Pancasila adalah inti dari negara peradaban Indonesia. Ia bukan sekadar kompromi politik 1945. Ia adalah sintesis peradaban. Ketuhanan Yang Maha Esa menegaskan bahwa negara Indonesia tidak boleh menjadi negara sekuler kering yang memutus manusia dari dimensi etik-spiritual, tetapi juga tidak boleh menjadi negara agama yang menindas perbedaan. Kemanusiaan yang adil dan beradab menempatkan martabat manusia sebagai pusat. Persatuan Indonesia menolak fragmentasi primordial. Kerakyatan menegaskan demokrasi musyawarah. Keadilan sosial menjadi tujuan akhir seluruh bangunan politik.

Dengan demikian, negara peradaban Indonesia bukan negara yang hanya mengejar pertumbuhan ekonomi. Ia harus mengejar kemaslahatan. Bukan sekadar produk domestik bruto, tetapi kualitas hidup. Bukan sekadar investasi, tetapi keadilan distribusi. Bukan sekadar infrastruktur, tetapi peradaban manusia. Bukan sekadar hilirisasi, tetapi penguasaan nasional atas teknologi, nilai tambah, lingkungan, dan kesejahteraan rakyat.

Jika Soekarno hidup hari ini, ia mungkin akan mengingatkan bahwa Indonesia tidak boleh menjadi bangsa kuli di era baru. Dulu ia berbicara tentang bangsa kuli dan kuli di antara bangsa-bangsa. Hari ini bentuknya berubah: bangsa yang hanya mengekspor bahan mentah, menjadi pasar bagi produk asing, menjadi penyedia tenaga kerja murah, menjadi lokasi ekstraksi mineral, dan menjadi arena kompetisi kekuatan besar.

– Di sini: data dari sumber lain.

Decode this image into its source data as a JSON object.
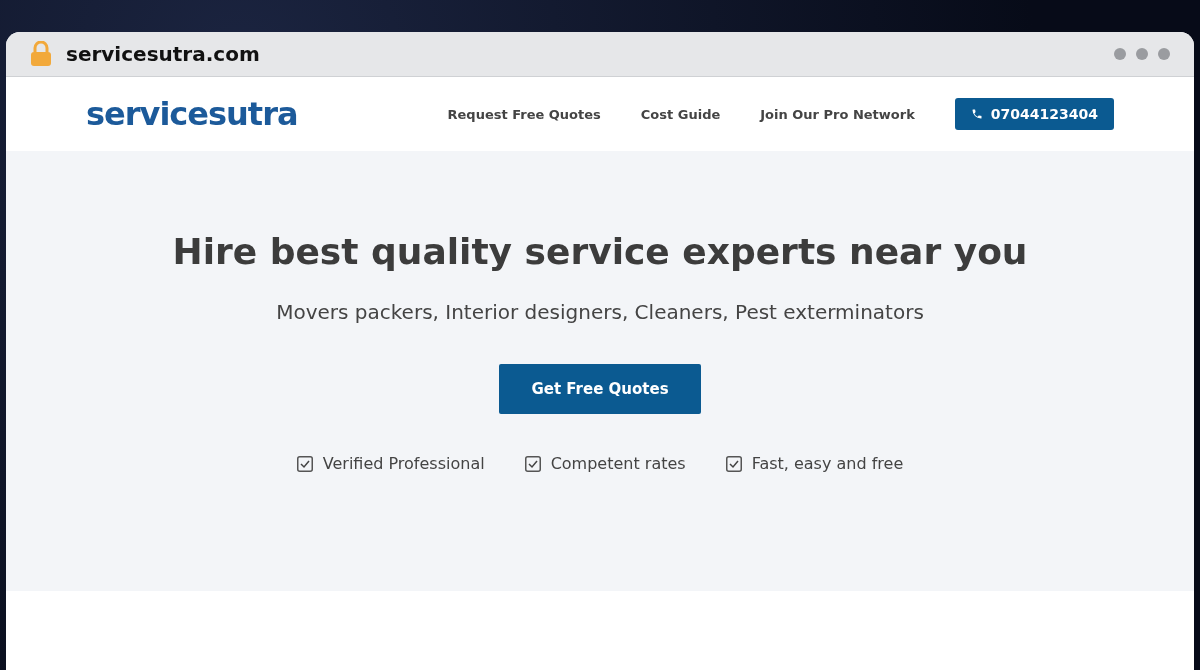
{
  "browser": {
    "url": "servicesutra.com"
  },
  "header": {
    "logo": "servicesutra",
    "nav": [
      "Request Free Quotes",
      "Cost Guide",
      "Join Our Pro Network"
    ],
    "phone": "07044123404"
  },
  "hero": {
    "title": "Hire best quality service experts near you",
    "subtitle": "Movers packers, Interior designers, Cleaners, Pest exterminators",
    "cta": "Get Free Quotes",
    "features": [
      {
        "label": "Verified Professional",
        "checked": true
      },
      {
        "label": "Competent rates",
        "checked": true
      },
      {
        "label": "Fast, easy and free",
        "checked": true
      }
    ]
  }
}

Negara peradaban Indonesia harus menolak posisi subordinat itu. Tetapi penolakannya tidak cukup dengan pidato. Ia harus diwujudkan dalam strategi industrialisasi, pendidikan, riset, teknologi, energi, pangan, maritim, dan tata kelola sumber daya alam yang adil.

Soekarno di Tengah Geopolitik Trump–Xi

Dunia hari ini memasuki babak baru persaingan kekuatan besar. Rivalitas Amerika Serikat dan Tiongkok bukan sekadar persaingan dagang. Ia adalah pertarungan teknologi, rantai pasok, mata uang, energi, militer, data, kecerdasan buatan, semikonduktor, mineral kritis, dan pengaruh geopolitik. Dalam bahasa lama Soekarno, inilah bentuk baru imperialisme dan neo-kolonialisme: tidak selalu hadir melalui penjajahan langsung, tetapi melalui ketergantungan struktural.

Trump mewakili wajah Amerika yang lebih proteksionis, transaksional, dan agresif dalam membaca kepentingan nasionalnya. Xi Jinping mewakili Tiongkok yang semakin percaya diri membangun tatanan alternatif melalui industri, teknologi, infrastruktur, dan jejaring ekonomi global. Di antara dua kekuatan besar ini, Indonesia tidak boleh menjadi satelit. Indonesia tidak boleh sekadar memilih blok. Indonesia harus memperkuat posisi tawar.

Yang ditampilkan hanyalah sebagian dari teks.